# my first running engine



## werowance (Sep 14, 2016)

well, I finally have success with an engine.  some may remember my failure a while back with a bj cicada that I never could get to run.  I decided to back up and try something easier.  I decided on elmers #25 wobbler.  an I have success.
I learned a few neat tricks along the way,  like using locktight to combine duplicate parts ( I made 2 engines) so I could cut and drill both at the same time then heat to separate.  I learned that broken drill bits can easily be removed from aluminum using boiling water and alum from your spice cabinet.  it disovled the bit without hurting the aluminum - that was pretty awesome.

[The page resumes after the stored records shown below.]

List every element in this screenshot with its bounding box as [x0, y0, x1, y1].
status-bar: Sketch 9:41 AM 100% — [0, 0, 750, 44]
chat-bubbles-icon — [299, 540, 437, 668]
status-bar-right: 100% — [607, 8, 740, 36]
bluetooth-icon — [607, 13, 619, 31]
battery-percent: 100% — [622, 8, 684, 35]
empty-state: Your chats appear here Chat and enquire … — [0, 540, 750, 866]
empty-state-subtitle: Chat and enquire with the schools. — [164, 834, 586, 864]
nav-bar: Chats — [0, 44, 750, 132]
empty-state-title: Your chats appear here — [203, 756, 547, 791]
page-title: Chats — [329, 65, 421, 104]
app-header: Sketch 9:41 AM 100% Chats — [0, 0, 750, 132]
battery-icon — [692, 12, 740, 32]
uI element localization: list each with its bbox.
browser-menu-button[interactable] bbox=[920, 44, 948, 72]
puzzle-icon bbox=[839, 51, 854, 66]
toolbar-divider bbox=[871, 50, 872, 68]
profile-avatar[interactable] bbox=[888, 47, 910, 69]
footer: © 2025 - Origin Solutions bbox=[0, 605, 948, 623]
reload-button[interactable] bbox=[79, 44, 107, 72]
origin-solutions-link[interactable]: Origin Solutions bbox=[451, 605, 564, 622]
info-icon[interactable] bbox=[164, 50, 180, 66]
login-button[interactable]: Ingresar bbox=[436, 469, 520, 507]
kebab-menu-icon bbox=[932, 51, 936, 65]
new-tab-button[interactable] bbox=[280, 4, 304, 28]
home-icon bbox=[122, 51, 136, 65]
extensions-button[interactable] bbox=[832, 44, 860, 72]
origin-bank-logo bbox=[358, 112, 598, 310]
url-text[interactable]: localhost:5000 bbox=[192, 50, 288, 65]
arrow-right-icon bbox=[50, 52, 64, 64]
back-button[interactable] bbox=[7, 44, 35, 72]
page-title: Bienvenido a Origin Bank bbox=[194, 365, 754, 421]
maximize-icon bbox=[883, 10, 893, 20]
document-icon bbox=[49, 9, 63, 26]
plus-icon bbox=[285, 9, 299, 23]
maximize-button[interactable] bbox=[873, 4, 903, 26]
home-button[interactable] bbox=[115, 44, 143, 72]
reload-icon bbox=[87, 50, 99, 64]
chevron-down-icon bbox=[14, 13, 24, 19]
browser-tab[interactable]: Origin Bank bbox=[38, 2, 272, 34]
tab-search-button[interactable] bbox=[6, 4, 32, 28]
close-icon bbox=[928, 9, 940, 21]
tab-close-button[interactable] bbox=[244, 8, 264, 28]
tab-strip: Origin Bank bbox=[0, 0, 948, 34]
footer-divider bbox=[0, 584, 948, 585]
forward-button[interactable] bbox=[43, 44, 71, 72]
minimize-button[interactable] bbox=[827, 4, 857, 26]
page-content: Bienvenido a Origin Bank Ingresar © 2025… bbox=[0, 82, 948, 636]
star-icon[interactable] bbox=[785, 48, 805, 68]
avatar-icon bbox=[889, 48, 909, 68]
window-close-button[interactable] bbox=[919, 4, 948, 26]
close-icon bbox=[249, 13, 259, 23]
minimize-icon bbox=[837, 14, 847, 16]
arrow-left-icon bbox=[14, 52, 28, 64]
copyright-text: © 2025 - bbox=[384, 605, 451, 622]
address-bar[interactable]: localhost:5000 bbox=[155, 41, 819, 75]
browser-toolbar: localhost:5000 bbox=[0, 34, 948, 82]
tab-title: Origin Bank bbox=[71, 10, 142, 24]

I left the shaft a bit long so I could add a pulley later and did not angle cut the sides of the cylinder because for some reason I just don't think that looked good.  I might cut a radius or round them over but I didn't like the 45deg angle cut like the plans showed so I left it square for now

I have a video, just need to figure out how to post that to.  its running on about 15 psi just using a blow nozzel according to my junk regulator


----------



## werowance (Sep 14, 2016)

here is the video...I hope anyway

[ame="http://www.youtube.com/watch?v=M6E4EmbyHrk"]http://www.youtube.com/watch?v=M6E4EmbyHrk[/ame]


----------



## Herbiev (Sep 14, 2016)

Great little engine. Thanks for sharing.


----------



## dalem9 (Sep 14, 2016)

Very nice ! So rewarding to see your project finally run . Just a little reminder to loose the ring around machinery .Will save you from a lot of pain if it gets caught .


----------



## Brian Rupnow (Sep 15, 2016)

Werowance--Congratulations!! Feels good, doesn't it. That was my first engine also. There is nothing that compares with the thrill of realizing that you have made a real, running engine.---Brian


----------



## werowance (Sep 19, 2016)

Built a base for it and ordered a Midwest boiler kit for it.  Wanted to make my own boiler from scratch.  I understand the type of copper and silver solder and such.  But I was not comfortable making a safety valve without first having seen one. So thought it best to do a kit one firstView attachment ImageUploadedByModel Engines1474297184.450669.jpg


----------



## mechman48 (Sep 22, 2016)

werowance said:


> here is the video...I hope anyway
> 
> [URL="http://www.youtube.com/watch?v=M6E4EmbyHrk"]http://www.youtube.com/watch?v=M6E4EmbyHrk[/URL]


 
Nice work... always makes you feel happy when you finish a project & it works


----------



## jayville (Sep 23, 2016)

Well done....clem:thumbup:


----------



## werowance (Oct 4, 2016)

And here it is on real steam

Not overly excited on the boiler kit but it makes steam. Was just expecting more.   Really a safety valve.  This one relies on the hose popping off.  Which I tested and works.    Bet it makes about 5 to 10 lbs only

https://youtu.be/1qJl7mwghV4


----------



## nemoc (Oct 5, 2016)

Nice job.  Runs good on steam too.


----------



## michael-au (Oct 5, 2016)

Good work,  well done


----------



## werowance (Nov 6, 2017)

engine with boiler all done and mounted on sheet of aluminum and the wood board is ashe coated with bar top epoxy


----------



## Pufango (Feb 23, 2019)

Hello looks like a nice quality job. Best regards Tony Wright pufango!


----------



## Johno1958 (Feb 23, 2019)

Nice clean build. Well done.
John


----------



## dethrow55 (Feb 24, 2019)

NICE job/cool


----------



## werowance (Feb 25, 2019)

Thank you


----------



## Apprentice707 (Feb 25, 2019)

That looks like a quality job. I have made a few engines over the years and I am always so pleased with myself when they run for the first time, like I won a Gold medal or something. A big thank you to my old metalwork master for introducing me to small steam engines.
Thanks for sharing weowance.


----------